Um homem de 68 anos, residente em Paranaíba, no leste de Mato Grosso do Sul, procurou a 1ª Delegacia de Polícia Civil do município para denunciar um golpe de estelionato cometido durante a tentativa de compra de uma sela de montaria anunciada em uma página do Facebook. A transação, que parecia segura à primeira vista, resultou em um prejuízo de R$ 469,00 após o pagamento via PIX sem a entrega do produto.
De acordo com o boletim de ocorrência, a vítima se deparou com o anúncio enquanto navegava pela rede social. A oferta apresentava uma sela nova, supostamente comercializada pela empresa Selaria Nossa Senhora Aparecida, que, segundo o texto promocional, funcionaria na cidade de Aragarças, em Mato Grosso. O comprador afirmou ter pesquisado o nome do estabelecimento e confirmado a existência física da loja, o que reforçou a credibilidade do vendedor e motivou a continuidade da negociação.
Após fazer contato com o anunciante por meio do aplicativo de mensagens da própria rede social, o morador de Paranaíba recebeu orientações para efetuar o pagamento do valor combinado. Conforme o relato aos policiais, foi fornecida uma chave PIX vinculada a uma conta bancária que, em princípio, estaria associada ao comércio citado no anúncio. Confiando nas informações obtidas e no fato de a empresa constar em cadastros públicos, o comprador realizou a transferência de R$ 469,00 em uma única parcela.
A operação financeira foi concluída sem intercorrências técnicas, e o comprovante digital foi imediatamente encaminhado ao suposto vendedor, conforme exigido na conversa. O anúncio previa o envio da sela por serviço de transporte terrestre, com prazo estimado para entrega que variava entre três e sete dias úteis, segundo a troca de mensagens registrada no aparelho da vítima. Contudo, passados os dias acordados, o produto não chegou ao destino indicado.
Ainda segundo o boletim, após constatar o atraso, o homem tentou retomar contato com o anunciante. Inicialmente, recebeu respostas evasivas que atribuíam o problema a “dificuldades logísticas”. Em seguida, as mensagens deixaram de ser visualizadas, e o perfil passou a exibir status offline. Diante da ausência de retorno, o comprador suspeitou de fraude eletrônica e decidiu buscar as autoridades competentes.
Na delegacia, os policiais registraram o caso como estelionato praticado por meio eletrônico, enquadrado nos artigos correspondentes do Código Penal. O registro formal inclui dados da transação, horário da transferência, chave PIX utilizada, prints das conversas mantidas na rede social e endereço virtual do anúncio.
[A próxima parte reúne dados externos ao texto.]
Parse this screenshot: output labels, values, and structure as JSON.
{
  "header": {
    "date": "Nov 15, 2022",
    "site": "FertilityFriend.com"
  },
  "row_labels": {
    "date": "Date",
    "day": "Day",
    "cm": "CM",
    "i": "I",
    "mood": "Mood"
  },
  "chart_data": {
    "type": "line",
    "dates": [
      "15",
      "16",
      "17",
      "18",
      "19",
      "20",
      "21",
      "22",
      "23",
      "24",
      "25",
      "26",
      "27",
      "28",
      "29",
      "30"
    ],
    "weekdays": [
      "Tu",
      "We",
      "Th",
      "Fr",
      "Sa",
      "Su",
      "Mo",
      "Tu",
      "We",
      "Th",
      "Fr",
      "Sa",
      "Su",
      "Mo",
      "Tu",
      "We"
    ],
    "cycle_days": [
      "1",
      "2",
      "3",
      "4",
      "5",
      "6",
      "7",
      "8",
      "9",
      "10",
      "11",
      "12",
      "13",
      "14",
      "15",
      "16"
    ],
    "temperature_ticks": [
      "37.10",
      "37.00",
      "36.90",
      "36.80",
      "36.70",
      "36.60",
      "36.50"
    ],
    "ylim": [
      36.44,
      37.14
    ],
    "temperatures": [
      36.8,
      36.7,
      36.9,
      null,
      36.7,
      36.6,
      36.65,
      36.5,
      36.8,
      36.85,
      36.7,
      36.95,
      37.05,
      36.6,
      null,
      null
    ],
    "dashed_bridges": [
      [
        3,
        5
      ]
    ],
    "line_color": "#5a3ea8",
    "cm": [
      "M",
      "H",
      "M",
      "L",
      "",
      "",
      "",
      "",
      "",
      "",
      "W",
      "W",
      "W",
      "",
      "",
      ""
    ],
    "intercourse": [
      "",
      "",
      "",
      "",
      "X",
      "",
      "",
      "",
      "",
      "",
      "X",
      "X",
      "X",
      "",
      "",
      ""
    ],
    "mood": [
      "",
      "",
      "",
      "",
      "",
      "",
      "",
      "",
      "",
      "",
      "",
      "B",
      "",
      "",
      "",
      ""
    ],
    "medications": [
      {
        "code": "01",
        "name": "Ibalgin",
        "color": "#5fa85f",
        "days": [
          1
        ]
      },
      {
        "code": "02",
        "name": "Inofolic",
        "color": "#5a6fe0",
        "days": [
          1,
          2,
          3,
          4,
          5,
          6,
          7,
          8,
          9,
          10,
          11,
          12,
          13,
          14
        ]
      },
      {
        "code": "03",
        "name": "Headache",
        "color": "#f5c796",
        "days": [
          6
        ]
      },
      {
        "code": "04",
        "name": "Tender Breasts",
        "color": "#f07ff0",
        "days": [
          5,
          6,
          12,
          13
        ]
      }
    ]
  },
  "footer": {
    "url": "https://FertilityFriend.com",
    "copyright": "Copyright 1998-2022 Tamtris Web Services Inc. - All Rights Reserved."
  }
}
Todo o material foi anexado ao inquérito para subsidiar eventual rastreamento de contas e identificação dos responsáveis.
O procedimento investigativo seguirá, segundo a Polícia Civil, com pedidos de quebra de sigilo bancário e diligências junto à plataforma digital que hospedou o anúncio. A intenção é levantar informações sobre o titular da conta receptora, movimentações financeiras atípicas e possíveis conexões com outras ocorrências de mesma natureza. A corporação não divulgou prazo para conclusão das primeiras etapas, mas informou que o inquérito tramita na unidade policial de Paranaíba.
O caso evidencia uma prática criminosa que tem se tornado recorrente: o uso de redes sociais para veicular anúncios falsos de produtos muito demandados em regiões rurais, como selas, arreios e equipamentos agropecuários. Criminosos se valem da facilidade de criação de perfis e da oferta de preços competitivos para atrair compradores, que, ao efetuarem pagamentos instantâneos, ficam vulneráveis à falta de mecanismos imediatos de estorno.
A Polícia Civil orienta vítimas a registrar boletim de ocorrência sempre que identificarem indícios de golpe, pois o contato oficial possibilita o rastreamento de transações bancárias e colabora para ligações com outras fraudes em andamento. No caso em questão, a vítima forneceu dados completos que podem contribuir para localizar o autor ou a quadrilha responsável pelo perfil falso.
Até o momento, o dinheiro transferido não foi recuperado, e o morador de Paranaíba aguarda o desenrolar das investigações. O inquérito permanece ativo, e novas informações poderão ser acrescentadas conforme a corporação receba respostas de instituições financeiras e da administração da rede social onde a venda foi anunciada.